Pregnancy-Associated Breast Cancer
Pregnancy-associated breast cancer (PABC) is commonly defined as breast cancer diagnosed during either pregnancy, lactation or in the first year postpartum (PABC). PABC accounts for about 1% of all breast cancers; however, with the trend toward delayed parenthood, its incidence is on the rise. During pregnancy and lactation, the breast is characterized with palpable nodularity, firmness, and increased mammographic density, making both clinical and radiological examination more challenging. As a consequence, PABC is often a delayed diagnosis and carries a poor prognosis. It is detected only after clinical symptoms present, usually in the form of a large palpable mass. Interestingly, PABC’s prognosis does not differ from that of nonpregnant women when adjusted for stage and age. This suggests that the delay in diagnosis, rather than the unique biological environment with overexpression of vascular, hormonal, and growth-factor mediators, is the main cause for the dismal prognosis. This demonstrates the unmet necessity for developing and using better imaging modalities for achieving early diagnosis.
During pregnancy, breast DCE MRI is contraindicated due to safety concerns related to the use of gadolinium-based contrast agents, which are known to cross the placenta. Breast DCE MRI studies during pregnancy were limited to scans that were conducted immediately before planned abortion. Gadolinium is considered safe during lactation, yet DCE utility is hampered due to the marked BPE that is characteristic of lactation. Consequently, annual breast MRI screening examinations for high-risk patients and MRI diagnostic workups are not performed during pregnancy and are even further postponed until weaning. In the attempt to use unenhanced breast DWI as a stand-alone screening modality, using diffusion MRI to achieve an early diagnosis of PABC appears to be an ideal case-study application.

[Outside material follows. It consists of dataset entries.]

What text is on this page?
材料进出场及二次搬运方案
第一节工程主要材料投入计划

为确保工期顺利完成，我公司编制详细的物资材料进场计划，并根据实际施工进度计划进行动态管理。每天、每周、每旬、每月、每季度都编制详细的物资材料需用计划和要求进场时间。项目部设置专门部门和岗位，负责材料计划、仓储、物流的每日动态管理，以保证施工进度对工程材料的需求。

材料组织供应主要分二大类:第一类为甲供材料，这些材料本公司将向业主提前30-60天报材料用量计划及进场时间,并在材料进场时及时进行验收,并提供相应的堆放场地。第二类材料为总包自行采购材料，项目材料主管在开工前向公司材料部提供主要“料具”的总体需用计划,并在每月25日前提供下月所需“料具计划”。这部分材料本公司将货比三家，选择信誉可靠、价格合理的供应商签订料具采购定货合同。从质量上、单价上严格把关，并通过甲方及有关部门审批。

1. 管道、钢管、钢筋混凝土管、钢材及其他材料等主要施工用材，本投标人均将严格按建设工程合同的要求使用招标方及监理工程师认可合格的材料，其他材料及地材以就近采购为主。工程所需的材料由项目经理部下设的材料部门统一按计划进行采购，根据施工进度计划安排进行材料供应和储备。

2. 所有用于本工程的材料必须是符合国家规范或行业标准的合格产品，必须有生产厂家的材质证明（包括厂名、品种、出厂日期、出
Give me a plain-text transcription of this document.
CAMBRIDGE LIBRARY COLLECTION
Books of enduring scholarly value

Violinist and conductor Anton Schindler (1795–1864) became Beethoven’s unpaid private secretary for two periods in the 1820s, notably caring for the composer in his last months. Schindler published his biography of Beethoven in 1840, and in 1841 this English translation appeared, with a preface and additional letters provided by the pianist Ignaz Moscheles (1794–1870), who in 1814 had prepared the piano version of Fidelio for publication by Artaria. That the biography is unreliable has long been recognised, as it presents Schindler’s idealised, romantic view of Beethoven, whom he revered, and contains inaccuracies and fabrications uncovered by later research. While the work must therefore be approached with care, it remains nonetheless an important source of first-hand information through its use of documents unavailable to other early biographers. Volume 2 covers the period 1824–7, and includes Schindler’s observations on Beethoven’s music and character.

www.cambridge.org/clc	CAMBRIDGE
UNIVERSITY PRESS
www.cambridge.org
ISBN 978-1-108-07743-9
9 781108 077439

Indeed, the use of breast DTI among pregnant patients at high risk or with newly diagnosed PABC was recently reported. This study, with a relatively small cohort, demonstrated the feasibility and tolerability of breast MRI examination in the prone position among pregnant patients, including in the third trimester. Moreover, DTI parametric maps were found to be useful in detecting the tumor location and extent, albeit, the inability of the method to detect 7-mm tumor foci, as anticipated by the current technical drawbacks of this modality. Representative cases of unenhanced DTI of PABC are shown in Fig. 7.3 , highlighting the evident diagnostic capabilities of this approach.